Ken Falk with the ACLU of Indiana said if the proposal passes in its current form, it will be challenged.

"We've already been contacted by plaintiffs," he said. "Asking for money is protected by the First Amendment and if you are going to impinge on First Amendment conduct, you must be reasonable and leave open ample opportunities. We would submit banning all panhandling, even passive is neither reasonable nor leaves open ample opportunities."

Lotter dismissed the challenge, saying the Indianapolis ordinance is based on one in Florida that survived a federal court case and appeal.

He said there was a certain urgency as panhandling was having an impact on conventions and tourism. He noted the plan was backed by the chamber and Visit Indy.

"When you're losing conventions and when people aren't coming downtown to visit our great amenities (because of panhandling), that's a real concern," he said.

Barth said there was already an ordinance that addressed "aggressive panhandling."

"We need to start by making sure the laws we have are being enforced...right now, the current law isn't because there aren't enough police on the streets," he said.

Figures from IMPD show they made 54 panhandling arrests in 2012, both downtown and at busy intersections.

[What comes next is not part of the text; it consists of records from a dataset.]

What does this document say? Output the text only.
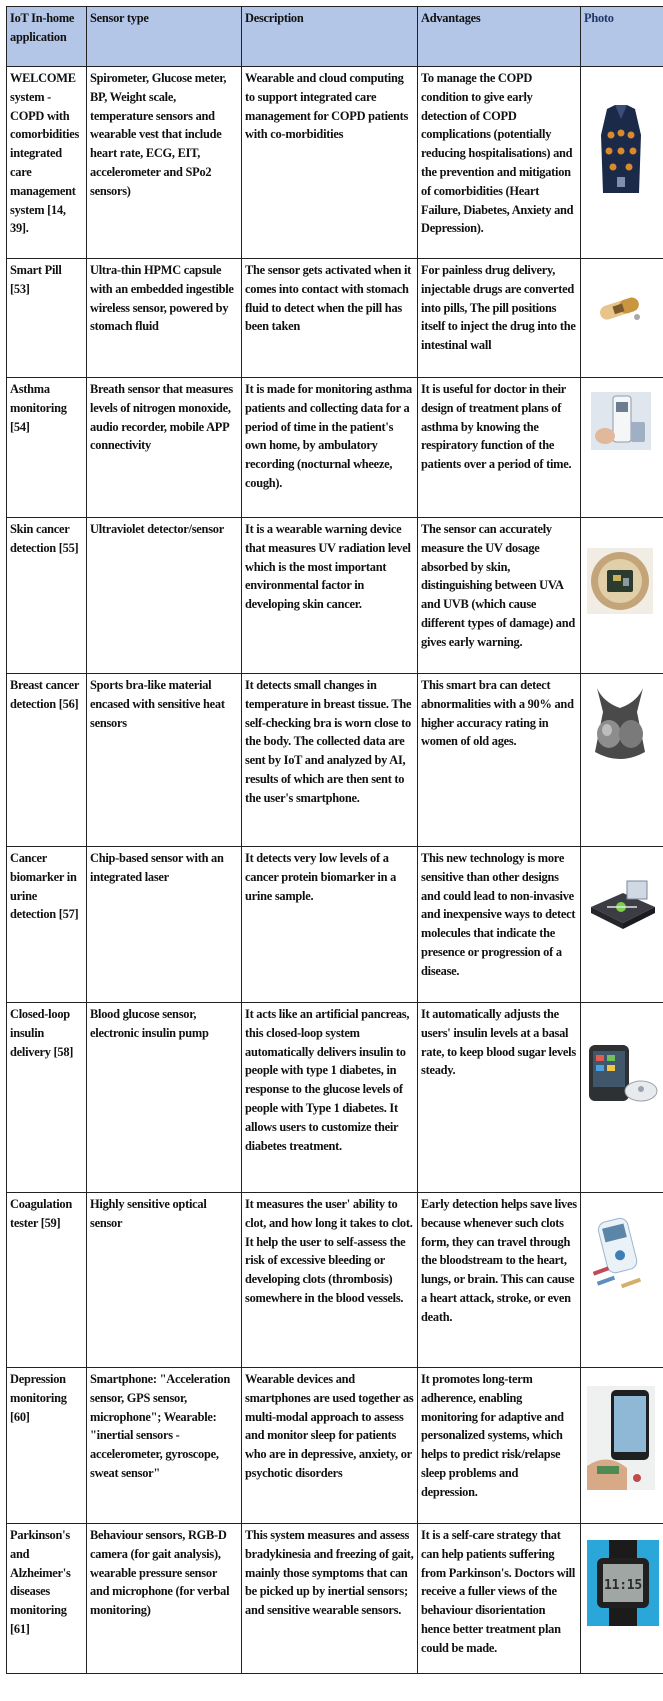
IoT In-home application	Sensor type	Description	Advantages	Photo
WELCOME system - COPD with comorbidities integrated care management system [14, 39].	Spirometer, Glucose meter, BP, Weight scale, temperature sensors and wearable vest that include heart rate, ECG, EIT, accelerometer and SPo2 sensors)	Wearable and cloud computing to support integrated care management for COPD patients with co-morbidities	To manage the COPD condition to give early detection of COPD complications (potentially reducing hospitalisations) and the prevention and mitigation of comorbidities (Heart Failure, Diabetes, Anxiety and Depression).	

Smart Pill [53]	Ultra-thin HPMC capsule with an embedded ingestible wireless sensor, powered by stomach fluid	The sensor gets activated when it comes into contact with stomach fluid to detect when the pill has been taken	For painless drug delivery, injectable drugs are converted into pills, The pill positions itself to inject the drug into the intestinal wall	

Asthma monitoring [54]	Breath sensor that measures levels of nitrogen monoxide, audio recorder, mobile APP connectivity	It is made for monitoring asthma patients and collecting data for a period of time in the patient's own home, by ambulatory recording (nocturnal wheeze, cough).	It is useful for doctor in their design of treatment plans of asthma by knowing the respiratory function of the patients over a period of time.	

Skin cancer detection [55]	Ultraviolet detector/sensor	It is a wearable warning device that measures UV radiation level which is the most important environmental factor in developing skin cancer.	The sensor can accurately measure the UV dosage absorbed by skin, distinguishing between UVA and UVB (which cause different types of damage) and gives early warning.	

Breast cancer detection [56]	Sports bra-like material encased with sensitive heat sensors	It detects small changes in temperature in breast tissue. The self-checking bra is worn close to the body. The collected data are sent by IoT and analyzed by AI, results of which are then sent to the user's smartphone.	This smart bra can detect abnormalities with a 90% and higher accuracy rating in women of old ages.	

Cancer biomarker in urine detection [57]	Chip-based sensor with an integrated laser	It detects very low levels of a cancer protein biomarker in a urine sample.	This new technology is more sensitive than other designs and could lead to non-invasive and inexpensive ways to detect molecules that indicate the presence or progression of a disease.	

Closed-loop insulin delivery [58]	Blood glucose sensor, electronic insulin pump	It acts like an artificial pancreas, this closed-loop system automatically delivers insulin to people with type 1 diabetes, in response to the glucose levels of people with Type 1 diabetes. It allows users to customize their diabetes treatment.	It automatically adjusts the users' insulin levels at a basal rate, to keep blood sugar levels steady.	

Coagulation tester [59]	Highly sensitive optical sensor	It measures the user' ability to clot, and how long it takes to clot. It help the user to self-assess the risk of excessive bleeding or developing clots (thrombosis) somewhere in the blood vessels.	Early detection helps save lives because whenever such clots form, they can travel through the bloodstream to the heart, lungs, or brain. This can cause a heart attack, stroke, or even death.	

Depression monitoring [60]	Smartphone: "Acceleration sensor, GPS sensor, microphone"; Wearable: "inertial sensors - accelerometer, gyroscope, sweat sensor"	Wearable devices and smartphones are used together as multi-modal approach to assess and monitor sleep for patients who are in depressive, anxiety, or psychotic disorders	It promotes long-term adherence, enabling monitoring for adaptive and personalized systems, which helps to predict risk/relapse sleep problems and depression.	

Parkinson's and Alzheimer's diseases monitoring [61]	Behaviour sensors, RGB-D camera (for gait analysis), wearable pressure sensor and microphone (for verbal monitoring)	This system measures and assess bradykinesia and freezing of gait, mainly those symptoms that can be picked up by inertial sensors; and sensitive wearable sensors.	It is a self-care strategy that can help patients suffering from Parkinson's. Doctors will receive a fuller views of the behaviour disorientation hence better treatment plan could be made.	11:15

But an ordinance passed in 2009 meant to address panhandling and other types of solicitation at intersections (selling, donating, advertising, distributing) appears to enforced only sporadically.

Nearly every day, nicely-dressed men work the busy intersection at 38th and Fall Creek. They hold newspapers, moving in and out of traffic, approaching motorists. It wasn't something police tried to stop Wednesday as one drove by and another pulled people over for speeding nearby.

Republican Councilor Michael McQuiillen said such solicitation is clearly prohibited. He said the ordinance he sponsored was meant to address not just the nuisance factor but safety concerns.

Asked why it wasn't being enforced at 38th Street, Lotter said he wasn't sure, "I'd have to talk to the commander to see what's going on."

He did say banning any and all panhandling downtown would make enforcement easier because "it takes away the gray area. You don't have to catch someone in the act" of aggressively panhandling.

It is unlikely the proposal will come up for a committee vote any time soon. Barth said Democrats have asked the council attorney to review the legality of it. He said they also want to "research best practices in other cities...I'd say we're in ongoing discussions right now and analysis will take a while. I'd rather make sure we do it right then set a date on it."